In an effort to clean up intramural sports at CU, the intramural staff has implemented a grading system that rates every team who participates in intramural play based on their level of sportsmanship.
The staff first experimented with the sportsmanship guidelines during last year’s spring open session for men’s basketball. After seeing how successful it was, the staff decided to implement the rules for all sports beginning this school year.
“The main reason behind implementing the rule was to make it a lot safer for the players and the officials,” said Annie Mulvany, the Intramural Coordinator at CU. “We are trying to curb the profanity, the abuse towards the officials and other players. We want the team captains to take more responsibility for their team.”
Mulvany, who is in her first year as the IM Coordinator for CU, was the one who decided to implement the system full-time but said a lot of other universities have similar sportsmanship guidelines for their intramurals.
Each team receives a grade based on a zero-to-four scale, with zero meaning a team showed complete disrespect toward the officials and the opposing team. A four reflects exemplary sportsmanship. A three is awarded to teams who argue with officials but show only minor dissension, and a two is rated as average sportsmanship by a team with the captain showing little control over his squad.
The score each team receives following its game is decided by the officials for that contest. Once the officials decide a team’s score, the team captain must sign off on the ruling. The rule seems to have had a positive impact on IM sports thus far.
“The games are going much better than they were before the rules were put in,” said Georgia Angelo, a senior political science major who has been supervising IM sports this year but has been involved in them since she was a freshman. “Once we experimented with the men’s open basketball, we found that the games went much more smoothly and that the respect towards the officials was much better.”
While Mulvany and her supervisors are pleased with the success of the sportsmanship guidelines, some would like to see a system that grades referees.
“The actual rule doesn’t bother me much. The only problem I have is when an official makes a bad call – and my teammates argue – then we get technicals and a bad sportsmanship score,” said senior engineering major Joe Kozlowski. “What if they don’t know what they’re doing? We can’t grade them.”
Mulvany understands that it is natural for some players to not always agree with a referee’s call, but IM participants need to remember that the ref’s are adjusting to a new system too.

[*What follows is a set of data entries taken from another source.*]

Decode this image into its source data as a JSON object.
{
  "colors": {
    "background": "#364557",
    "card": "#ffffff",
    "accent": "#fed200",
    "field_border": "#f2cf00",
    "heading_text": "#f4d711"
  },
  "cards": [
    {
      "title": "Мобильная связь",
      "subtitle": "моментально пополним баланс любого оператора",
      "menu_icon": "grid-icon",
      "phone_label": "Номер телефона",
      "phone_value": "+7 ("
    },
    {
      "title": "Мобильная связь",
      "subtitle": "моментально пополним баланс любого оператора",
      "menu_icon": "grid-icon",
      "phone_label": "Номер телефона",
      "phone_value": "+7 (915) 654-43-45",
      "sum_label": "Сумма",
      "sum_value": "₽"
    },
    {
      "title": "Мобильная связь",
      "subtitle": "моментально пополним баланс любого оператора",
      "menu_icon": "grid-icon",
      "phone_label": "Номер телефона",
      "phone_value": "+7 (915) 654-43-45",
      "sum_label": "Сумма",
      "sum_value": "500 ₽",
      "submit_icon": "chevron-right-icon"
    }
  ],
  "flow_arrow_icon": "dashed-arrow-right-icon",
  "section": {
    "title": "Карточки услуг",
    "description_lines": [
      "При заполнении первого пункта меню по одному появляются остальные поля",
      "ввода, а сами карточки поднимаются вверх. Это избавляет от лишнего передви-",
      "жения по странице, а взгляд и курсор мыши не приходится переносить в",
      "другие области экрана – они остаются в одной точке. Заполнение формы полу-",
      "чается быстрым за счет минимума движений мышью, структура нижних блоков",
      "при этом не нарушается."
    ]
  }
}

“We talked to them (the referees) about it but first off they thought it was a lot of work. It added some work for them, but once they got organized and understood the whole process, they have been happy with the results,” Mulvany said. “It’s not that we don’t expect people to have disagreements. We just don’t want it to get to a point where it’s going to continue, continue and continue. We know that people are going to get upset with calls but we want them to go about it the right way.”
The ratings system makes it mandatory that a team has an average score of three in order to play in that session’s playoffs, thus making it imperative that a team honor the grading system.
“If they’re not going to be strict with the rules, then there is no point in having them,” said senior sociology major Jeff Waterman who has played intramurals every year since he has been at CU. “I think a three gives a team a little leniency and if you get consistently under a three I don’t think you deserve to go to the tournament.”
The guidelines are altered once a team makes it into their tournament. As opposed to the regular season when a team can receive a zero and still have a chance to play on, in the tournament a team receiving a sportsmanship rating of a zero is automatically eliminated from the playoffs.
“As a person who has officiated, I can’t stand people who talk back consistently so I definitely side with the intramural office on this one,” Waterman said.